The use of makeup only hides the area for so long and by the evening I was running to the bathrooms at work or out in public to see if I could get what stubble had appeared again off with a razor and hand mirror in a bathroom stall often causing little nicks in my skin from the frequent shaving.

I thought no one had noticed but people had told me I always looked like I had a dirty mark in my makeup around my chin line and once and ex told me I was ugly and looked like a transvestite despite knowing it was from a medical condition.


Due to my dark hair, plucking every few days just wasn't enough to treat the hair in the frequency that it was coming in and I moved to shaving daily with a touch up later in the evening when I was out. But the pain from constant skin irritation and ingrown hairs wasn't worth it either. Being on birth control hadn't stopped the hair growth either so I turned to laser hair removal as the next step.

Somewhat Regular

While weight loss is only one way to help the body deal with the type two diabetes risk that comes with PCOS, there is thought that a good diet could also help manage the facial hair that comes with the condition.

Some tips include avoiding excess dairy which is associated with testosterone levels, managing insulin levels if already diabetic, and avoiding excess greasy and fatty foods.

Staying active also helps with becoming diabetic.

Strangely in the backdrop of managing a health condition that was ruining my life, I met my husband and we desired to have a family even though I was pretty sure that I would never be able to have children with the infrequent periods that loomed over my adulthood.

Without even realizing we were expecting as my lack of periods and no morning sickness for months hid the fact my son was on the way. Two years later, we were pregnant again with a second child that ended in a miscarriage a few months ago.

My current doctor was not surprised that even though my periods were always erratic from the condition, that I had manged to get pregnant twice and didn't see it impossible to keep expanding our family either.

Stranger still the two pregnancies had actually leveled out my period and it had been like clockwork coming for the last three years after a lifetime of sometimes going six months or more between cycles.

Source

Although my periods were infrequent and erratic, I had gotten pregnant twice and my current doctors sees no reason that I can not go on to have more successful pregnancies. Since the birth of my son and the brief time on the birth control pill after he was born until we were looking to have another child, my periods became regular again although through both pregnancies just as on the pill, it hadn't ended my battle with the unwanted facial hair.

Time For Laser Treatment

I still have times that I feel like the ugly girl in high school that everyone is pointing at.

I still have those times when after being out all day that I run my finger over my cheek and feel the coarseness of a budding hair again and have to run into the bathroom and take a razor to the area. Tired of shaving my skin raw, I am thinking of electrolysis as the next rather expensive step to fighting the condition.

While pregnancies had given me a more stable period, they hadn't done battle with the facial hair problem and I had looked into getting laser treatment to deal with the problem for good although my insurance won't pay for it and it will take several treatments to see if there are any results.

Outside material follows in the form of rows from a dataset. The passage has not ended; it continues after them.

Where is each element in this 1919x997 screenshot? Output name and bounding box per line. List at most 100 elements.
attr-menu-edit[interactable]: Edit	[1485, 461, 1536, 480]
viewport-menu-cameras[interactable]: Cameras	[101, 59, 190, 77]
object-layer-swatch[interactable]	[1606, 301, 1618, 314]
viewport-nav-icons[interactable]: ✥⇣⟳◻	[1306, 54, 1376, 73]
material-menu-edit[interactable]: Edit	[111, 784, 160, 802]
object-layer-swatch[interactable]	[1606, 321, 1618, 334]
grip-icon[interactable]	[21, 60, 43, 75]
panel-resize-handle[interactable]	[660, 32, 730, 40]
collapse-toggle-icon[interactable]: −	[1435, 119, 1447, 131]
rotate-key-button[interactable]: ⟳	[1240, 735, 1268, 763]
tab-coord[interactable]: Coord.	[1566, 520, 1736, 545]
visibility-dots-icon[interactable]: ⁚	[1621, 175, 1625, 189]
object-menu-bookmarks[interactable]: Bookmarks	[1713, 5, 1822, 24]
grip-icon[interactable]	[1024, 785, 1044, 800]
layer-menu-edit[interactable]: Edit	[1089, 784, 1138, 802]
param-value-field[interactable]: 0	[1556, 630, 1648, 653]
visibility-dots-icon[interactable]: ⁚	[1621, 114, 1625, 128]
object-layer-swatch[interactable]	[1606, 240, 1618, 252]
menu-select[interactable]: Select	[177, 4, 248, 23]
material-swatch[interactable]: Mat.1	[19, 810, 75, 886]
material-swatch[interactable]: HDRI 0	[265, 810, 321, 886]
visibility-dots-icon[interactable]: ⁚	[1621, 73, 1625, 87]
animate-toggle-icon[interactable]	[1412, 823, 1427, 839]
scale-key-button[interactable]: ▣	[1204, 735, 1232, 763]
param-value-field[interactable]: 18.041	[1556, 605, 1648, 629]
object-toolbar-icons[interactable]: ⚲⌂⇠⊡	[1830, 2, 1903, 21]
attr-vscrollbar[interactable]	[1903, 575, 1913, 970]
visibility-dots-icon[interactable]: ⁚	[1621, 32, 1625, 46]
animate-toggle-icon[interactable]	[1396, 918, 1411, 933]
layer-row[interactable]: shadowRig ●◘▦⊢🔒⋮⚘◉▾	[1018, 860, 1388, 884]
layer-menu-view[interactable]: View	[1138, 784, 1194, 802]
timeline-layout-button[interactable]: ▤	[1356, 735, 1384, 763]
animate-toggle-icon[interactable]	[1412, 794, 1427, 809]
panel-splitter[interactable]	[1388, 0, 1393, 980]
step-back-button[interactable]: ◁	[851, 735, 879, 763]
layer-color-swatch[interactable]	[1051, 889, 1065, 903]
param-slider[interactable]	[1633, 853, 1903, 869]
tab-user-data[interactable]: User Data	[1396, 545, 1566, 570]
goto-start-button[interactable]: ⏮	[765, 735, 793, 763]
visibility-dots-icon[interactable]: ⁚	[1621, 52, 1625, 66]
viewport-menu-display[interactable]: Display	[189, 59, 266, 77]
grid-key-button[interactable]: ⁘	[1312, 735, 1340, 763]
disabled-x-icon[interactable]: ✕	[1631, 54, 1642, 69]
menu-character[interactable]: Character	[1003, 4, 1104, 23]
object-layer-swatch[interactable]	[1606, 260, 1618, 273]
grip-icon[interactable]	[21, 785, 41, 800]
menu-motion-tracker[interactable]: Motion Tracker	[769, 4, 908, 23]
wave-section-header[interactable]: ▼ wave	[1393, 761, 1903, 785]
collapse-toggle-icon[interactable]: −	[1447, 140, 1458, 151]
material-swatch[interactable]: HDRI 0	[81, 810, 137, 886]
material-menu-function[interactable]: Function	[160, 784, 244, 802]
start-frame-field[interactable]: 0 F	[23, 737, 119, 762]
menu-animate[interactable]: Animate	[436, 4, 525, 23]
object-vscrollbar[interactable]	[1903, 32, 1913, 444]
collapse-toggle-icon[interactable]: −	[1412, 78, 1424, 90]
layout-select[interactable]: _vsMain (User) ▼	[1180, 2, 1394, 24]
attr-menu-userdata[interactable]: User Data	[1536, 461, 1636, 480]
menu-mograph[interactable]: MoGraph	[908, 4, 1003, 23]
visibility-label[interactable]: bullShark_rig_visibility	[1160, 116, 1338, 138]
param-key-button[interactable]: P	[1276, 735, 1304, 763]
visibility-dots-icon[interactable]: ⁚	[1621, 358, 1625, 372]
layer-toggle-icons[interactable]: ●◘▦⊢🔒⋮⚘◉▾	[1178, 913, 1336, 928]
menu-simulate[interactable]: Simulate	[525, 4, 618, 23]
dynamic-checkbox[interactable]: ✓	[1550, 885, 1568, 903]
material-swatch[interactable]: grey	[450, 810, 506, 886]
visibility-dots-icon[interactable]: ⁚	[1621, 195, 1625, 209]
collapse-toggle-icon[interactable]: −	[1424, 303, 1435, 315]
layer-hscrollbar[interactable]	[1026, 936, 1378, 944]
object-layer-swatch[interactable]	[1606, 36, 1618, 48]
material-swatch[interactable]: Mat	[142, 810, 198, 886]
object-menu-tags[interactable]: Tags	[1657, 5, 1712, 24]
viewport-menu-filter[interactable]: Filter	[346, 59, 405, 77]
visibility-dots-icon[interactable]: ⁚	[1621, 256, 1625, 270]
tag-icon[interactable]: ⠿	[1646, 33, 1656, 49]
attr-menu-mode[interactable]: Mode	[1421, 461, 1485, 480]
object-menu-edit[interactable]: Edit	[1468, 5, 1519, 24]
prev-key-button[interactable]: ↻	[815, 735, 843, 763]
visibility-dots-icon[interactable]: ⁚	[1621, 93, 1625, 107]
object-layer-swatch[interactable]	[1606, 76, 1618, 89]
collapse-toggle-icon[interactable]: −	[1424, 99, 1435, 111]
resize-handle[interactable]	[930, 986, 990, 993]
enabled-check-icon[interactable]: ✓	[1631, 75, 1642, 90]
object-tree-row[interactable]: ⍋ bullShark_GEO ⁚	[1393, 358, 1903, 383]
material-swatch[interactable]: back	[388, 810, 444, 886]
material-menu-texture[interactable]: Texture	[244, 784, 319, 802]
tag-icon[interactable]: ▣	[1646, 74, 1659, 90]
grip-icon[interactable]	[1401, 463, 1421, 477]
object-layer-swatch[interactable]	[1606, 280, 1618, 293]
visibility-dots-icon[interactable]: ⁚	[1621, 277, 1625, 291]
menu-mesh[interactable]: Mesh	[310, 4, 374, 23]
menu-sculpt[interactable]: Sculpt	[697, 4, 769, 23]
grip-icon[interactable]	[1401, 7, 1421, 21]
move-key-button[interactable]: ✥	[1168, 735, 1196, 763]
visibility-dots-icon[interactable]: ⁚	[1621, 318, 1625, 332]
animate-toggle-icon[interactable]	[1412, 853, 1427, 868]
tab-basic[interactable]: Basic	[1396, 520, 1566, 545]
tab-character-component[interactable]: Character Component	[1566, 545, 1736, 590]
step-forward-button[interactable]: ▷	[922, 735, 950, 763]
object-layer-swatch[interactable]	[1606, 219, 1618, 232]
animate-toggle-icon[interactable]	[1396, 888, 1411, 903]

While media is turning its gaze to this issue in articles and YouTube channels to empower the one in ten women in the US with this syndrome, I find myself constantly explaining to people what it is.

I still feel like eyes are on me and I am hiding my head to keep whatever shadow around my jawline hidden.

I wish that I could stop caring what other people think, but even if they aren't I always think everyone is staring at me because of past experience and that is far more damaging than symptom of a condition could be.

No one asked for this to be part of their genetics and we have to to be supportive to each other. There is no reason any women should have to change their facial hair at all, as it is society that pushes them into being insecure about it.

I think about doing laser treatment but is it for me or for the people I feel might be staring. Maybe I need to reconsider exactly who I am trying to please before spending the money for the endeavor.